Closing arguments are set to begin this morning in the trial of Eric Frein, the 33-year-old accused of gunning down a state trooper and shooting another during an ambush-style attack in 2014. Frein could face the death penalty if found guilty in the case.

"There has to be a defense that's based in fact and it doesn't appear to me that they had any factual basis for a defense," said Pike County District Attorney Ray Tonkin after testimony wrapped up yesterday.


Testimony wrapped up yesterday morning when Frein’s defense team decided not to call a single witness or present a single piece of evidence.
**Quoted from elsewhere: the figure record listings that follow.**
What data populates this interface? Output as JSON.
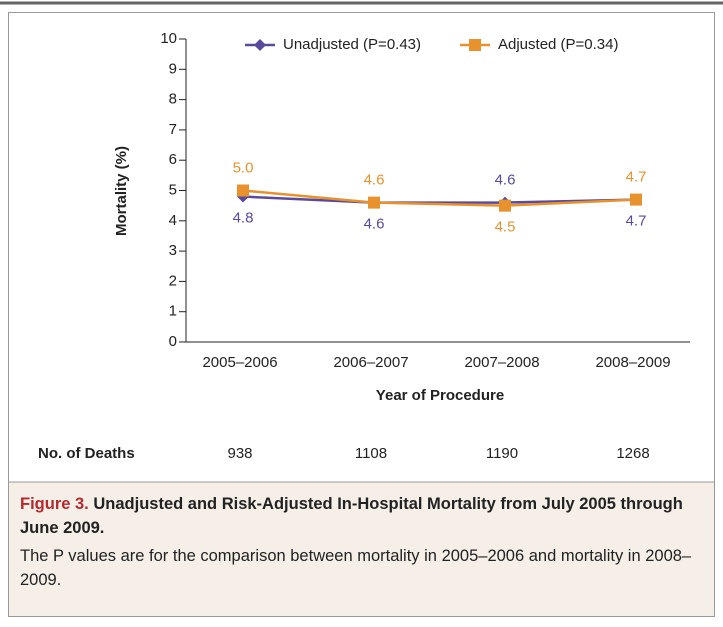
{
  "chart_data": {
    "type": "line",
    "y_label": "Mortality (%)",
    "x_label": "Year of Procedure",
    "categories": [
      "2005–2006",
      "2006–2007",
      "2007–2008",
      "2008–2009"
    ],
    "series": [
      {
        "name": "Unadjusted (P=0.43)",
        "color": "#5a4a9c",
        "marker": "diamond",
        "values": [
          4.8,
          4.6,
          4.6,
          4.7
        ],
        "value_labels": [
          "4.8",
          "4.6",
          "4.6",
          "4.7"
        ]
      },
      {
        "name": "Adjusted (P=0.34)",
        "color": "#e8922e",
        "marker": "square",
        "values": [
          5.0,
          4.6,
          4.5,
          4.7
        ],
        "value_labels": [
          "5.0",
          "4.6",
          "4.5",
          "4.7"
        ]
      }
    ],
    "ylim": [
      0,
      10
    ],
    "yticks": [
      0,
      1,
      2,
      3,
      4,
      5,
      6,
      7,
      8,
      9,
      10
    ],
    "grid": false,
    "deaths_label": "No. of Deaths",
    "deaths": [
      938,
      1108,
      1190,
      1268
    ]
  },
  "caption": {
    "label": "Figure 3.",
    "title": "Unadjusted and Risk-Adjusted In-Hospital Mortality from July 2005 through June 2009.",
    "text": "The P values are for the comparison between mortality in 2005–2006 and mortality in 2008–2009."
  }
}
In stark contrast, the prosecution presented several dozen witnesses over ten days of testimony, unveiling over 530 pieces of evidence.
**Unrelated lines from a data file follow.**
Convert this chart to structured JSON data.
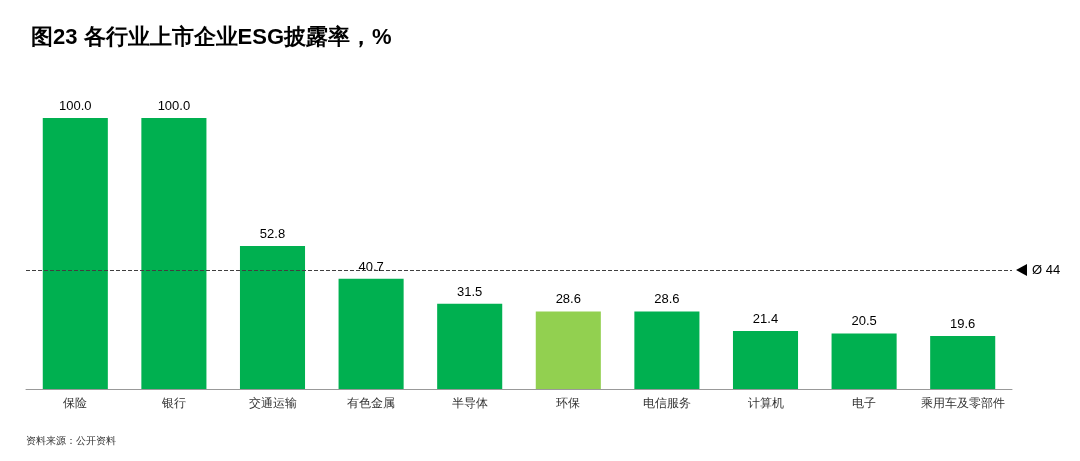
{
  "chart_data": {
    "type": "bar",
    "title": "图23 各行业上市企业ESG披露率，%",
    "categories": [
      "保险",
      "银行",
      "交通运输",
      "有色金属",
      "半导体",
      "环保",
      "电信服务",
      "计算机",
      "电子",
      "乘用车及零部件"
    ],
    "values": [
      100.0,
      100.0,
      52.8,
      40.7,
      31.5,
      28.6,
      28.6,
      21.4,
      20.5,
      19.6
    ],
    "colors": [
      "#00b050",
      "#00b050",
      "#00b050",
      "#00b050",
      "#00b050",
      "#92d050",
      "#00b050",
      "#00b050",
      "#00b050",
      "#00b050"
    ],
    "value_labels": [
      "100.0",
      "100.0",
      "52.8",
      "40.7",
      "31.5",
      "28.6",
      "28.6",
      "21.4",
      "20.5",
      "19.6"
    ],
    "ref_lines": [
      {
        "axis": "y",
        "value": 44,
        "label": "Ø 44",
        "color": "#404040",
        "line_style": "dashed"
      }
    ],
    "annotations": [
      "资料来源：公开资料"
    ]
  }
}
“It's for the jury now to evaluate the evidence, evaluate the testimony and make a decision as to whether or not it complies with the judge’s instructions about the burden of proof," said defense attorney Michael Weinstein.


Frein is accused of gunning down Corporal Bryon Dickson outside of the Blooming Grove State Police Barracks in September of 2014. The shooting also severely hurt Trooper Alex Douglass. The manhunt for the alleged cop killer lasted 48 days before Frein was caught hiding out in an abandoned resort airport hangar.
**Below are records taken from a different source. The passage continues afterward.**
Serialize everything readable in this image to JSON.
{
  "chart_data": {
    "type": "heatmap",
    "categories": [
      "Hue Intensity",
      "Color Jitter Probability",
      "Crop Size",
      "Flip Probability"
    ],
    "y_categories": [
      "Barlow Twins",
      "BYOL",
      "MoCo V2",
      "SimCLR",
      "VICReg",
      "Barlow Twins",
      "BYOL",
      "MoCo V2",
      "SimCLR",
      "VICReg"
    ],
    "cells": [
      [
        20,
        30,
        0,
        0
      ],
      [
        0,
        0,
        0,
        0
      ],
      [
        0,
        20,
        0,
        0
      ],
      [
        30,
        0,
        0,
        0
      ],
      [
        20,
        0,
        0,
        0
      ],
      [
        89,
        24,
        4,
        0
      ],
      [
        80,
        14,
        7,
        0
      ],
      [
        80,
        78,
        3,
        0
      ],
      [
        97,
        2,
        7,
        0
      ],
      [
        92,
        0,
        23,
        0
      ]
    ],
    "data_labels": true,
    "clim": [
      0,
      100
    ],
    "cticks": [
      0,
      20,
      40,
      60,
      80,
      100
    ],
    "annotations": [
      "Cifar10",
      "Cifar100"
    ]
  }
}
"It really spanned numerous agencies and many of those agencies contributed to the finding of Eric Frein and bringing him here today to the steps of justice," Tonkin said.


After testimony wrapped up yesterday, Frein's defense team said they fully expect this trial to go to the penalty phase.

"We hope the jury will understand that Eric Frein is a human being, and displays qualities of humanity and a core of goodness we all have," said Bill Ruzzo, Frein’s attorney.

For the most part, Frein showed little emotion during yesterday's testimony even while a forensic pathologist described how the two bullets killed Corporal Dickson, a father of two.


Most people anticipate that closing arguments will take a few hours and then the judge will charge the jury, giving them some last minute instructions before sending them off to deliberate.

If found guilty, the work isn't done. Jurors will then begin the death penalty phase of the case, trying to decide if Frein should be sentence to life without parole or death. That could start as early as Thursday.